A forced choice is not much of a choice.

Also check how the once substinent farm economy is affected by industrialization, pollution and the state push for ever more production.

Hey batista. Good to see you here. Sorry I didn't read your comment before writing a very similar one somewhere else on this thread. Keep fighting the good fight!
If there is a famine in an area, and people are dying, is it OK to offer them food and water in exchange for slave labour? No pay, just food and water, and everybody that doesn't like can go and die of hunger. How does this deal sound?

My impression is that like most Westerners living today, you have no earthly idea what the term "slave labor" actually means, so we'll leave it at that. Peace.

> My impression is that like most Westerners living today, you have no earthly idea what the term "slave labor" actually means, so we'll leave it at that. Peace.

And my impression is that I very much have an accurate idea, plus I hardly consider myself a "westerner", and not only because I'm some 15,000 miles away from the nearest Walmart. It's not like we grew up with Fox News (or NPR at best) -- we have a penchant for history in these here parts plus we have been living it in the live, frequently (including now).

OTOH, you might be unaware that beside the basic determinant (i.e no choice on the matter), slave labour has had a great variety of working conditions in the past. Some were even better that Foxconn by a lot (say, a black lady cooking and/or taking care of the kids in a huge Southern estate would often be treated quite like family -- or in Ancient Greece slaves were even able to amass their own fortune and run businesses, while remaining legally slaves).

When did he pick apart things in this story that seem true? This is hardly the first piece of evidence suggesting that factory conditions in China aren't great- there is a wealth of evidence. If you want something to watch, check out China Blue, for example.

The point is that this will do damage to the existing, unchallenged evidence, because it'll have some kind of guilty by association attached to it.

"What's really tragic here is that the truth in Mr. Daisey's story will get dragged down by the weight of his lies."

I don't think his story taints any other particular investigation of Foxconn. But I think his whole story is now hazmat.

"This is hardly the first piece of evidence suggesting that factory conditions in China aren't great"

It's funny how people want to whitewash how Daisey slandered Apple here. He wasn't speaking generically about Chinese factories -- the entire piece is built around a crucifixion of Apple. Apple, the bad Chinese sweatshop exploiter, that's what tens of millions of people who read the wave of publicity from this story took away from it. Each piece I've read has a few bits tacked on about "the rest of the industry" almost as an afterthought.

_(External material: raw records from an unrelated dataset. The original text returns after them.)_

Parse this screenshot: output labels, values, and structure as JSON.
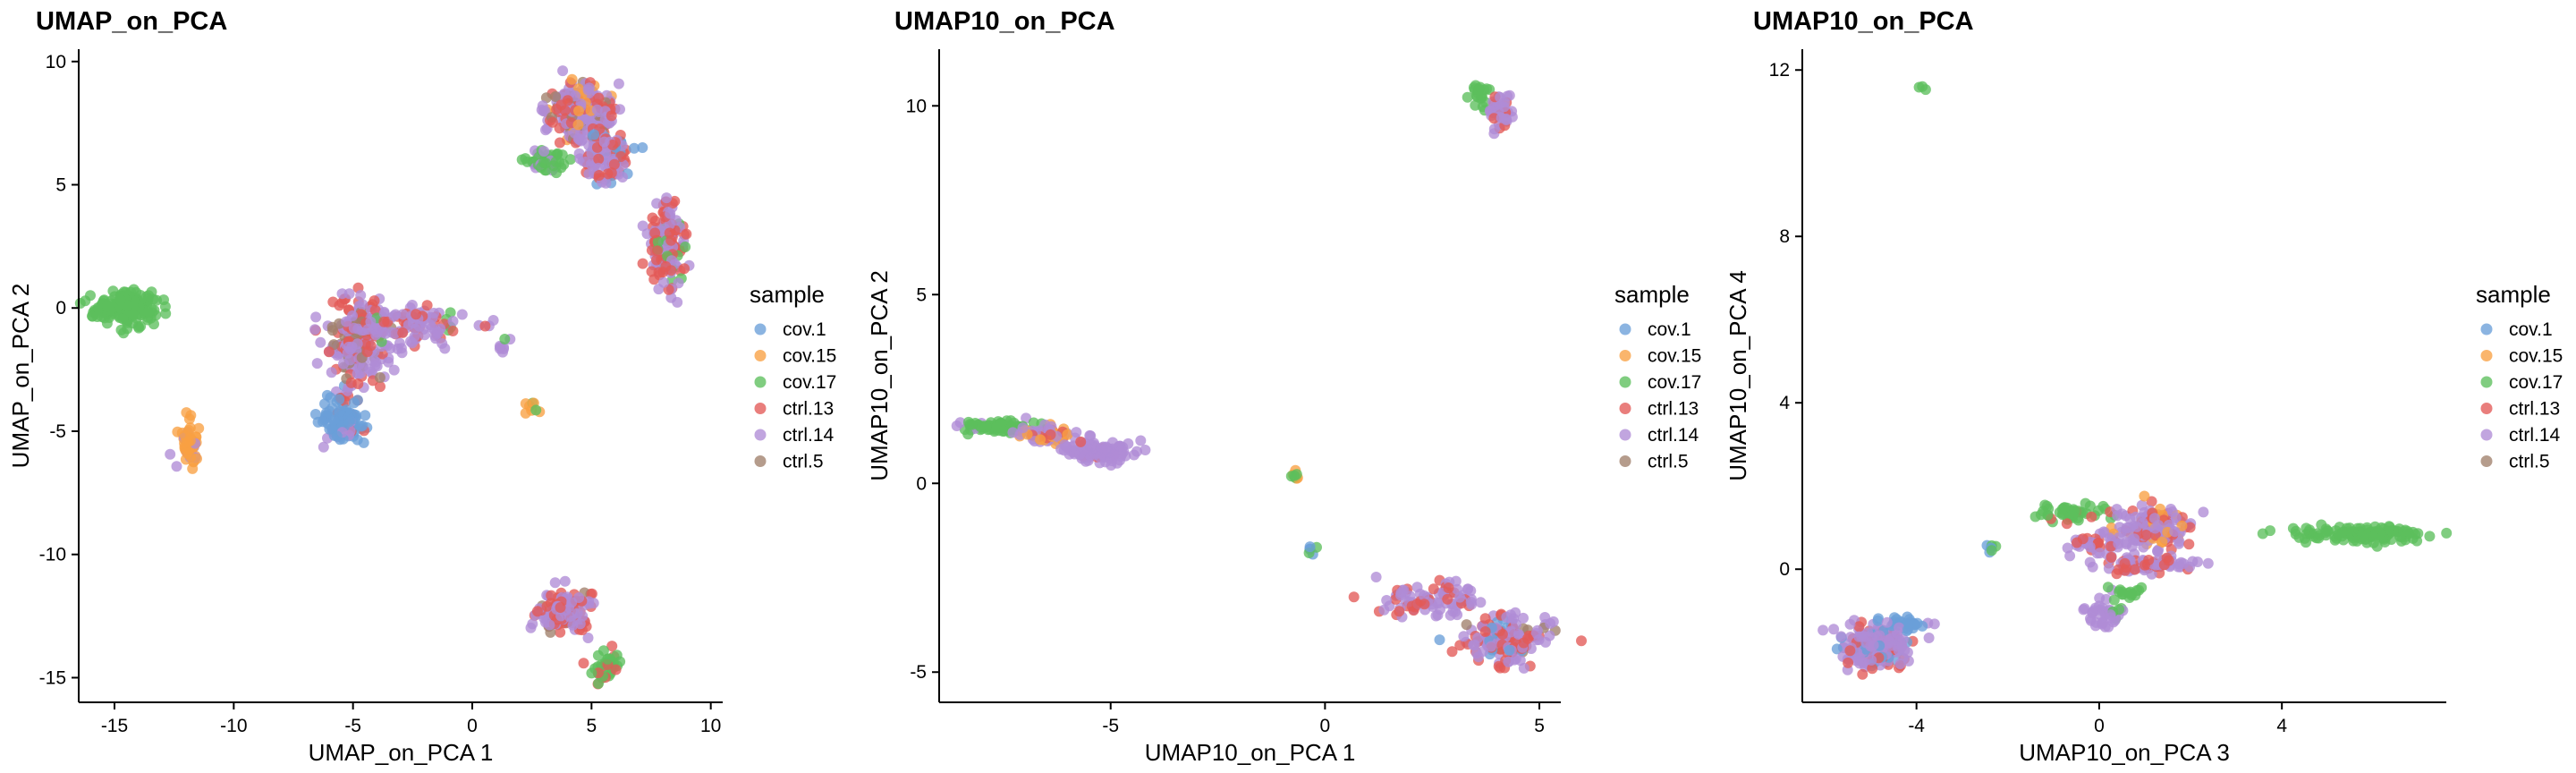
{
  "colors": {
    "cov.1": "#6a9fd8",
    "cov.15": "#f9a043",
    "cov.17": "#5cbf5c",
    "ctrl.13": "#e35a57",
    "ctrl.14": "#b08cd6",
    "ctrl.5": "#a0806c"
  },
  "legend": {
    "title": "sample",
    "items": [
      "cov.1",
      "cov.15",
      "cov.17",
      "ctrl.13",
      "ctrl.14",
      "ctrl.5"
    ]
  },
  "chart_data": [
    {
      "type": "scatter",
      "title": "UMAP_on_PCA",
      "xlabel": "UMAP_on_PCA 1",
      "ylabel": "UMAP_on_PCA 2",
      "xlim": [
        -16.5,
        10.5
      ],
      "ylim": [
        -16.0,
        10.5
      ],
      "xticks": [
        -15,
        -10,
        -5,
        0,
        5,
        10
      ],
      "yticks": [
        -15,
        -10,
        -5,
        0,
        5,
        10
      ],
      "xtick_labels": [
        "-15",
        "-10",
        "-5",
        "0",
        "5",
        "10"
      ],
      "ytick_labels": [
        "-15",
        "-10",
        "-5",
        "0",
        "5",
        "10"
      ],
      "legend_position": "right",
      "clusters": [
        {
          "x": -14.5,
          "y": 0.0,
          "sx": 0.7,
          "sy": 0.35,
          "n": 150,
          "mix": {
            "cov.17": 1
          }
        },
        {
          "x": -11.9,
          "y": -5.5,
          "sx": 0.25,
          "sy": 0.45,
          "n": 60,
          "mix": {
            "cov.15": 0.85,
            "ctrl.14": 0.15
          }
        },
        {
          "x": -5.4,
          "y": -4.5,
          "sx": 0.45,
          "sy": 0.5,
          "n": 110,
          "mix": {
            "cov.1": 0.8,
            "ctrl.14": 0.1,
            "ctrl.13": 0.1
          }
        },
        {
          "x": -4.8,
          "y": -1.2,
          "sx": 0.6,
          "sy": 0.9,
          "n": 240,
          "mix": {
            "ctrl.14": 0.55,
            "ctrl.13": 0.3,
            "ctrl.5": 0.15
          }
        },
        {
          "x": -2.2,
          "y": -0.7,
          "sx": 1.3,
          "sy": 0.5,
          "n": 100,
          "mix": {
            "ctrl.14": 0.6,
            "ctrl.13": 0.3,
            "cov.17": 0.1
          }
        },
        {
          "x": 1.2,
          "y": -1.5,
          "sx": 0.15,
          "sy": 0.3,
          "n": 8,
          "mix": {
            "ctrl.14": 0.6,
            "cov.17": 0.4
          }
        },
        {
          "x": 2.5,
          "y": -4.0,
          "sx": 0.15,
          "sy": 0.15,
          "n": 8,
          "mix": {
            "cov.15": 0.6,
            "cov.17": 0.4
          }
        },
        {
          "x": 4.5,
          "y": 8.0,
          "sx": 0.7,
          "sy": 0.6,
          "n": 260,
          "mix": {
            "ctrl.14": 0.55,
            "ctrl.13": 0.25,
            "cov.15": 0.1,
            "ctrl.5": 0.1
          }
        },
        {
          "x": 3.0,
          "y": 5.9,
          "sx": 0.5,
          "sy": 0.2,
          "n": 50,
          "mix": {
            "cov.17": 0.85,
            "ctrl.14": 0.15
          }
        },
        {
          "x": 5.6,
          "y": 6.3,
          "sx": 0.6,
          "sy": 0.6,
          "n": 120,
          "mix": {
            "ctrl.14": 0.45,
            "ctrl.13": 0.35,
            "cov.1": 0.2
          }
        },
        {
          "x": 8.2,
          "y": 2.5,
          "sx": 0.4,
          "sy": 0.9,
          "n": 150,
          "mix": {
            "ctrl.14": 0.5,
            "ctrl.13": 0.4,
            "cov.17": 0.1
          }
        },
        {
          "x": 3.8,
          "y": -12.3,
          "sx": 0.5,
          "sy": 0.4,
          "n": 150,
          "mix": {
            "ctrl.14": 0.5,
            "ctrl.13": 0.4,
            "ctrl.5": 0.1
          }
        },
        {
          "x": 5.6,
          "y": -14.6,
          "sx": 0.3,
          "sy": 0.4,
          "n": 40,
          "mix": {
            "cov.17": 0.75,
            "ctrl.13": 0.25
          }
        }
      ]
    },
    {
      "type": "scatter",
      "title": "UMAP10_on_PCA",
      "xlabel": "UMAP10_on_PCA 1",
      "ylabel": "UMAP10_on_PCA 2",
      "xlim": [
        -9.0,
        5.5
      ],
      "ylim": [
        -5.8,
        11.5
      ],
      "xticks": [
        -5,
        0,
        5
      ],
      "yticks": [
        -5,
        0,
        5,
        10
      ],
      "xtick_labels": [
        "-5",
        "0",
        "5"
      ],
      "ytick_labels": [
        "-5",
        "0",
        "5",
        "10"
      ],
      "legend_position": "right",
      "clusters": [
        {
          "x": -7.6,
          "y": 1.5,
          "sx": 0.4,
          "sy": 0.08,
          "n": 80,
          "mix": {
            "cov.17": 0.9,
            "ctrl.14": 0.1
          }
        },
        {
          "x": -6.5,
          "y": 1.3,
          "sx": 0.35,
          "sy": 0.12,
          "n": 70,
          "mix": {
            "ctrl.14": 0.6,
            "cov.15": 0.2,
            "ctrl.13": 0.2
          }
        },
        {
          "x": -5.3,
          "y": 0.85,
          "sx": 0.4,
          "sy": 0.15,
          "n": 120,
          "mix": {
            "ctrl.14": 0.9,
            "ctrl.13": 0.1
          }
        },
        {
          "x": -0.7,
          "y": 0.2,
          "sx": 0.05,
          "sy": 0.08,
          "n": 8,
          "mix": {
            "cov.17": 0.6,
            "cov.15": 0.4
          }
        },
        {
          "x": -0.3,
          "y": -1.75,
          "sx": 0.06,
          "sy": 0.06,
          "n": 6,
          "mix": {
            "cov.1": 0.5,
            "cov.17": 0.5
          }
        },
        {
          "x": 2.4,
          "y": -3.1,
          "sx": 0.6,
          "sy": 0.25,
          "n": 90,
          "mix": {
            "ctrl.14": 0.7,
            "ctrl.13": 0.3
          }
        },
        {
          "x": 4.2,
          "y": -4.1,
          "sx": 0.45,
          "sy": 0.35,
          "n": 180,
          "mix": {
            "ctrl.14": 0.5,
            "ctrl.13": 0.35,
            "cov.1": 0.1,
            "ctrl.5": 0.05
          }
        },
        {
          "x": 3.6,
          "y": 10.3,
          "sx": 0.12,
          "sy": 0.15,
          "n": 20,
          "mix": {
            "cov.17": 1
          }
        },
        {
          "x": 4.1,
          "y": 9.8,
          "sx": 0.2,
          "sy": 0.25,
          "n": 40,
          "mix": {
            "ctrl.14": 0.8,
            "ctrl.13": 0.2
          }
        }
      ]
    },
    {
      "type": "scatter",
      "title": "UMAP10_on_PCA",
      "xlabel": "UMAP10_on_PCA 3",
      "ylabel": "UMAP10_on_PCA 4",
      "xlim": [
        -6.5,
        7.6
      ],
      "ylim": [
        -3.2,
        12.5
      ],
      "xticks": [
        -4,
        0,
        4
      ],
      "yticks": [
        0,
        4,
        8,
        12
      ],
      "xtick_labels": [
        "-4",
        "0",
        "4"
      ],
      "ytick_labels": [
        "0",
        "4",
        "8",
        "12"
      ],
      "legend_position": "right",
      "clusters": [
        {
          "x": -3.9,
          "y": 11.6,
          "sx": 0.05,
          "sy": 0.05,
          "n": 3,
          "mix": {
            "cov.17": 1
          }
        },
        {
          "x": -4.9,
          "y": -1.9,
          "sx": 0.4,
          "sy": 0.25,
          "n": 200,
          "mix": {
            "ctrl.14": 0.6,
            "ctrl.13": 0.2,
            "cov.1": 0.2
          }
        },
        {
          "x": -4.2,
          "y": -1.3,
          "sx": 0.3,
          "sy": 0.08,
          "n": 30,
          "mix": {
            "cov.1": 0.8,
            "ctrl.14": 0.2
          }
        },
        {
          "x": -2.4,
          "y": 0.55,
          "sx": 0.06,
          "sy": 0.06,
          "n": 6,
          "mix": {
            "cov.1": 0.6,
            "cov.17": 0.4
          }
        },
        {
          "x": -0.7,
          "y": 1.35,
          "sx": 0.4,
          "sy": 0.12,
          "n": 50,
          "mix": {
            "cov.17": 0.8,
            "ctrl.13": 0.2
          }
        },
        {
          "x": 1.2,
          "y": 1.0,
          "sx": 0.4,
          "sy": 0.25,
          "n": 150,
          "mix": {
            "ctrl.14": 0.6,
            "ctrl.13": 0.2,
            "cov.15": 0.2
          }
        },
        {
          "x": 0.0,
          "y": 0.6,
          "sx": 0.35,
          "sy": 0.12,
          "n": 40,
          "mix": {
            "ctrl.14": 0.8,
            "ctrl.13": 0.2
          }
        },
        {
          "x": 1.0,
          "y": 0.1,
          "sx": 0.6,
          "sy": 0.12,
          "n": 70,
          "mix": {
            "ctrl.14": 0.6,
            "ctrl.13": 0.4
          }
        },
        {
          "x": 0.1,
          "y": -1.0,
          "sx": 0.2,
          "sy": 0.18,
          "n": 40,
          "mix": {
            "ctrl.14": 0.85,
            "cov.17": 0.15
          }
        },
        {
          "x": 0.7,
          "y": -0.5,
          "sx": 0.2,
          "sy": 0.12,
          "n": 15,
          "mix": {
            "cov.17": 1
          }
        },
        {
          "x": 5.7,
          "y": 0.85,
          "sx": 0.7,
          "sy": 0.1,
          "n": 120,
          "mix": {
            "cov.17": 1
          }
        }
      ]
    }
  ]
}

Maybe Apple's the worst and deserves to be raked over the coals. But if the truth is that Apple holds it's suppliers to higher standards and should be held up as an example for other companies well you wouldn't know it.

From the article:

"In our original broadcast, we fact checked all the things that Daisey said about Apple's operations in China," says Glass, "and those parts of his story were true, except for the underage workers, who are rare. We reported that discrepancy in the original show (...)"

Apparently the lies are more about what he claimed to have personally experienced.

"Chinese factory conditions are often horrible, and there's often a blatant disregard for human life and dignity. "

Yes, and Chinese businesses also put melamine in baby formula sold to Chinese families, that made hundreds or thousands of babies sick, and probably killed some.

Frankly, if the Chinese factories are disregarding human life and dignity, it's probably not something pushed on them by Western companies.

If anything, this kind of Chinese business ethics is something that will impede Western companies trying to clean up their supply chains.